Helmer attended Ottawa Collegiate Institute, and then the Royal Military College of Canada, graduating as an artillery officer in 1912. He was also an engineer.

==Great War and death==
He enlisted August 27, 1914 in the Canadian Field Artillery.

He was killed in the Second Battle of Ypres on 2 May 1915. From the Canadian Virtual War Memorial:
The following circumstances of his death have been compiled from letters received by Lieut Owen Carsley Frederic Hague's father, Frederic Hague from officers in the area at the time. Early on Sunday morning, May 2, 1915 Lieutenants' Hague and Helmer left their position to check on a Canadian Battery who had positioned themselves on the bank of the Yser Canal near St. Julien close to the France-Belgium border. They had only gone a few yards when a six inch, high explosive canon shell burst. Lieutenant Helmer was killed instantly.

==In Flanders Fields==
"In Flanders Fields" is a war poem in the form of a rondeau, written during the First World War by Canadian physician Lieutenant-Colonel John McCrae. He was inspired to write it on May 3, 1915, after presiding over the funeral of friend and fellow soldier Lieutenant Alexis Helmer, at which time he noted how poppies quickly grew around the graves of those who died at Ypres. The next day, he composed the poem while sitting in the back of an ambulance at an Advanced Dressing Station outside Ypres. This location is today known as the John McCrae Memorial Site.

Cyril Allinson was a sergeant major in McCrae's unit. While delivering the brigade's mail, he watched McCrae as he worked on the poem, noting that McCrae's eyes periodically returned to Helmer's grave as he wrote. When handed the notepad, Allinson read the poem and was so moved he immediately committed it to memory. He described it as being "almost an exact description of the scene in front of us both". According to legend, McCrae was not satisfied with his work. It is said he crumpled the paper and threw it away. It was retrieved by a fellow member of his unit, either Edward Morrison or J. M. Elder, or Allinson. McCrae was convinced to submit the poem for publication. An early copy of the poem is found in the diary of Clare Gass, who was serving with McCrae as a battlefield nurse, in an entry dated October 30, 1915—nearly six weeks before the poem's first publication in the magazine Punch on December 8, 1915.

Another story of the poem's origin is that Helmer's funeral was held on the morning of May 2, after which McCrae wrote the poem in 20 minutes.
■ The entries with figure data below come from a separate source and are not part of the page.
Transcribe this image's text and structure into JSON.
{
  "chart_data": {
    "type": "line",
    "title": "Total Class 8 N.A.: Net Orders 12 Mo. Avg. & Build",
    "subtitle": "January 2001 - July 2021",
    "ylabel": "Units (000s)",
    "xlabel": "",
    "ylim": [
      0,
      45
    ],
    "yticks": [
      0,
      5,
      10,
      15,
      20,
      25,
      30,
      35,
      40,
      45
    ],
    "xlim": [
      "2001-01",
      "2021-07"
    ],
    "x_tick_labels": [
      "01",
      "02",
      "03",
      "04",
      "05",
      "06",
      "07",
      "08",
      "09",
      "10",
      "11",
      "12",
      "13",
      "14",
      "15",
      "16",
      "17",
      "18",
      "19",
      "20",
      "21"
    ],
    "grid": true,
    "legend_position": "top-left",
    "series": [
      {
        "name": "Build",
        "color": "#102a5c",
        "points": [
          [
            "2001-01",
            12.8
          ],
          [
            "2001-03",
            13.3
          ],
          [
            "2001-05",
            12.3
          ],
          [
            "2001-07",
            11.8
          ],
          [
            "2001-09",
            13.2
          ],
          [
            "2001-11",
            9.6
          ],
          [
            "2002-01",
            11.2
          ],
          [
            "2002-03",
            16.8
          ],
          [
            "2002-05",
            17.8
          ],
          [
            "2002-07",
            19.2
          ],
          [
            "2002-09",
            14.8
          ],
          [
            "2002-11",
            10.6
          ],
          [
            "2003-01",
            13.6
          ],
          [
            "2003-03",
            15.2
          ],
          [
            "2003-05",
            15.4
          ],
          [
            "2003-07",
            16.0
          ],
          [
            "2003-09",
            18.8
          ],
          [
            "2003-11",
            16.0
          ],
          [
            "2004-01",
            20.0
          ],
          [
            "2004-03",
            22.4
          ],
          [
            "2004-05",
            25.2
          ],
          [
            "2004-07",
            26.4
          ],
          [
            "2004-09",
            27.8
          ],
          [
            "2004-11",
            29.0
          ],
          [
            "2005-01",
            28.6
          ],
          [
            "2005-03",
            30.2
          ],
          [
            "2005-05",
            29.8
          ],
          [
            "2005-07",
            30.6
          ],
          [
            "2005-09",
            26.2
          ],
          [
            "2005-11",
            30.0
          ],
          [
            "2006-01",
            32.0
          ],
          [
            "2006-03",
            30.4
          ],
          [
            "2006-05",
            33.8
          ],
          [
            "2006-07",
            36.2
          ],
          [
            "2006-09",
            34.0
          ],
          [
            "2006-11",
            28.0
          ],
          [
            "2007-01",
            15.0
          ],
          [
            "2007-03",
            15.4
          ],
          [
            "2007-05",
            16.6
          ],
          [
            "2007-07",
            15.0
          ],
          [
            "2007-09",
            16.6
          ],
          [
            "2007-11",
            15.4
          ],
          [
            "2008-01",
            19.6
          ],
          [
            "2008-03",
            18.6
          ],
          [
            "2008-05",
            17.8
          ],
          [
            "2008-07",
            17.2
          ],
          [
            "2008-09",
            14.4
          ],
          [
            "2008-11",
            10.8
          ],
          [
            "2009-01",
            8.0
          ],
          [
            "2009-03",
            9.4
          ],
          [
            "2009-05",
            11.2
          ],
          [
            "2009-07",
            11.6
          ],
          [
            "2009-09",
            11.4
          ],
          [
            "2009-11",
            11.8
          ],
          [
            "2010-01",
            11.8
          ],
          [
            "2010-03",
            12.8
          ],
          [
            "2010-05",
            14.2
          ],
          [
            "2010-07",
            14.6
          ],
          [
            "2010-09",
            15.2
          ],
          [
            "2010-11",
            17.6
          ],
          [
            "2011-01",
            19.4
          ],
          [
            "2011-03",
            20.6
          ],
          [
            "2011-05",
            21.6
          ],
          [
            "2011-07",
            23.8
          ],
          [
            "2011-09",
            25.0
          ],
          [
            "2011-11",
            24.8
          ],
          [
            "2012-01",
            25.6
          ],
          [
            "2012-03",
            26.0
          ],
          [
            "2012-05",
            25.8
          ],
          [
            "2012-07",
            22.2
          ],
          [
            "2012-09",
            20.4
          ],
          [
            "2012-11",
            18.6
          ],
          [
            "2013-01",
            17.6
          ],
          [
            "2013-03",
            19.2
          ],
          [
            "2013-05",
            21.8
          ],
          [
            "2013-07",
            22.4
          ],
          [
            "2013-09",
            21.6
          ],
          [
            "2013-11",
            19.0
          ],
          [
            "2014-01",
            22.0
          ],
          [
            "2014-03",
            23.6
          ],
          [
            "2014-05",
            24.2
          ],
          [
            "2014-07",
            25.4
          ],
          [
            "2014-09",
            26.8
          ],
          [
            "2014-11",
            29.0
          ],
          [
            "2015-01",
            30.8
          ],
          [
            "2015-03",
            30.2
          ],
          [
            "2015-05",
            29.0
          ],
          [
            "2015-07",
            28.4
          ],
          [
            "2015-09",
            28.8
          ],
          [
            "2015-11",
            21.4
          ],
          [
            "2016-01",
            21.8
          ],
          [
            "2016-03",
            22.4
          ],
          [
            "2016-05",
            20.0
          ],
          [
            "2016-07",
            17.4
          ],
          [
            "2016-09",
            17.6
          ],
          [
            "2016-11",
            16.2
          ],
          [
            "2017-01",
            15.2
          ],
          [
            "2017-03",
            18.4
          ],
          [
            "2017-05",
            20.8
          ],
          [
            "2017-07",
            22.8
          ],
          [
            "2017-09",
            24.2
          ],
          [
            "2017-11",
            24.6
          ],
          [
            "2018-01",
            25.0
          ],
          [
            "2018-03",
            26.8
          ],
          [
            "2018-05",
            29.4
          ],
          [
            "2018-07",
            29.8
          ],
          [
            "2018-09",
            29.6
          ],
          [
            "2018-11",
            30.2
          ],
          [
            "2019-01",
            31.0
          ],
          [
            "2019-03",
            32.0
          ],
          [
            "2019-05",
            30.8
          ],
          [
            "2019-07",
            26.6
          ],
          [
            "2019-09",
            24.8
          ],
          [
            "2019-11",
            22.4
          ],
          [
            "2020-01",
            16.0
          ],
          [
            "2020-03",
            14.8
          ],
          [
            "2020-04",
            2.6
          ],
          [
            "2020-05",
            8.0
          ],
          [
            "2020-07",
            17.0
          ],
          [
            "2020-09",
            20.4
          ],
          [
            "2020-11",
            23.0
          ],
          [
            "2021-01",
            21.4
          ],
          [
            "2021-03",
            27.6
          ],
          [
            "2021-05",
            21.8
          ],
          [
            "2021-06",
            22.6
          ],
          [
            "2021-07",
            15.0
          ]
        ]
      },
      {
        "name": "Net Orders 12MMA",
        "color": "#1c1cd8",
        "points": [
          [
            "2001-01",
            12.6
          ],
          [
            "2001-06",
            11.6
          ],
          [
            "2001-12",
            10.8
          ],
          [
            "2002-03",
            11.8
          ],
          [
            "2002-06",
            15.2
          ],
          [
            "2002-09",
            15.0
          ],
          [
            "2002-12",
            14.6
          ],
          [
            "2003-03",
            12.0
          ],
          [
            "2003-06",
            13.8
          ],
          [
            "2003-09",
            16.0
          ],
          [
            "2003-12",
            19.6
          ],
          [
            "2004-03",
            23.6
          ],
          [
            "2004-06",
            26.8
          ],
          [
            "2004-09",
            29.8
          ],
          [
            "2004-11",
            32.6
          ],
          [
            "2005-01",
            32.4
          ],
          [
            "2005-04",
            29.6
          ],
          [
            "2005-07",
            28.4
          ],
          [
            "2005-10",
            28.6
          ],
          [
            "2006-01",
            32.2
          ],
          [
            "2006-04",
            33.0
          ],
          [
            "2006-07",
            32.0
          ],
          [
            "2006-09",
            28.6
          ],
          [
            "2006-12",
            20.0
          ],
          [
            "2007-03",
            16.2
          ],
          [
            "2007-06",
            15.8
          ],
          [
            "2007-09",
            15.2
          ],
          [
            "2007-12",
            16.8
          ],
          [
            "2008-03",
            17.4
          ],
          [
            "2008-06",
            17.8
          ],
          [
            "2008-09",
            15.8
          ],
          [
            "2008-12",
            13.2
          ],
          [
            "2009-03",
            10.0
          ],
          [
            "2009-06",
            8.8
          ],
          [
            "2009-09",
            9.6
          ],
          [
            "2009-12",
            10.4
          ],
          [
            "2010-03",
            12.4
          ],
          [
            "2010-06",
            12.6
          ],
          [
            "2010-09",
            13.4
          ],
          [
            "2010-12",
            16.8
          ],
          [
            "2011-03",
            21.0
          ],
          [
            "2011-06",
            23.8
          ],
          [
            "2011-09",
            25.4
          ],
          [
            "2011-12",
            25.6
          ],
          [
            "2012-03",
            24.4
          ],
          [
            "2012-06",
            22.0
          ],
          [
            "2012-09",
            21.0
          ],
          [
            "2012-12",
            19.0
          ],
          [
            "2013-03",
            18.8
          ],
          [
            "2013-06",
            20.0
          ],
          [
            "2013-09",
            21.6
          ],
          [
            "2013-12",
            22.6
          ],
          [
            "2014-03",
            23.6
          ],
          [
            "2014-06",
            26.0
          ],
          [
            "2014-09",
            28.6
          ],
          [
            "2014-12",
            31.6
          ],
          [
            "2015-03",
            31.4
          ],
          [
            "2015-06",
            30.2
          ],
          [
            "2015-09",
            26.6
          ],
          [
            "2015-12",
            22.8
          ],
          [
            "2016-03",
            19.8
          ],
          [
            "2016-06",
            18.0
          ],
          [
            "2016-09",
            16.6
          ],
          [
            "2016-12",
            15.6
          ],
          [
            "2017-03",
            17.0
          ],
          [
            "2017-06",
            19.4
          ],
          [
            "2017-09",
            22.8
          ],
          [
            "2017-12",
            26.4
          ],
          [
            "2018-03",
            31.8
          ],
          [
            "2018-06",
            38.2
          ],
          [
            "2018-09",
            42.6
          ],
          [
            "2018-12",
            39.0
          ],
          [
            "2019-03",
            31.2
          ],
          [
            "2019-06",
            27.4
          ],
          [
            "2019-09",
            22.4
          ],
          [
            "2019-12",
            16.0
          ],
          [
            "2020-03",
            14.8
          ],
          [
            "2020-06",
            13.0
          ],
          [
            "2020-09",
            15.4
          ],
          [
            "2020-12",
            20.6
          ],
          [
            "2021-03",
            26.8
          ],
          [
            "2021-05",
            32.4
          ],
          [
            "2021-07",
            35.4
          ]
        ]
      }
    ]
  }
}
A third version, by Morrison, was that McCrae worked on the poem as time allowed between arrivals of wounded soldiers in need of medical attention. Regardless of its true origin, McCrae worked on the poem for months before considering it ready for publication. He submitted it to The Spectator in London but it was rejected. It was then sent to Punch, where it was published on December 8, 1915. It was published anonymously, but Punch attributed the poem to McCrae in its year-end index.

==Memorial==
A memorial is dedicated to the memory of Lieutenant Alexis Hannum Helmer who was killed in action during the Great War and was part of the inspiration for "In Flanders Fields" in the Memorial Hall of his high school alma mater Lisgar Collegiate Institute in Ottawa, Ontario. Unveiled in 2001, the plaque was erected by the Lisgar Alumni Association.

He is also memorialised on panel 10 of the Menin Gate Memorial.

Commemorated on page 18 of the First World War Book of Remembrance in the Peace Tower, Ottawa, Ontario, Canada.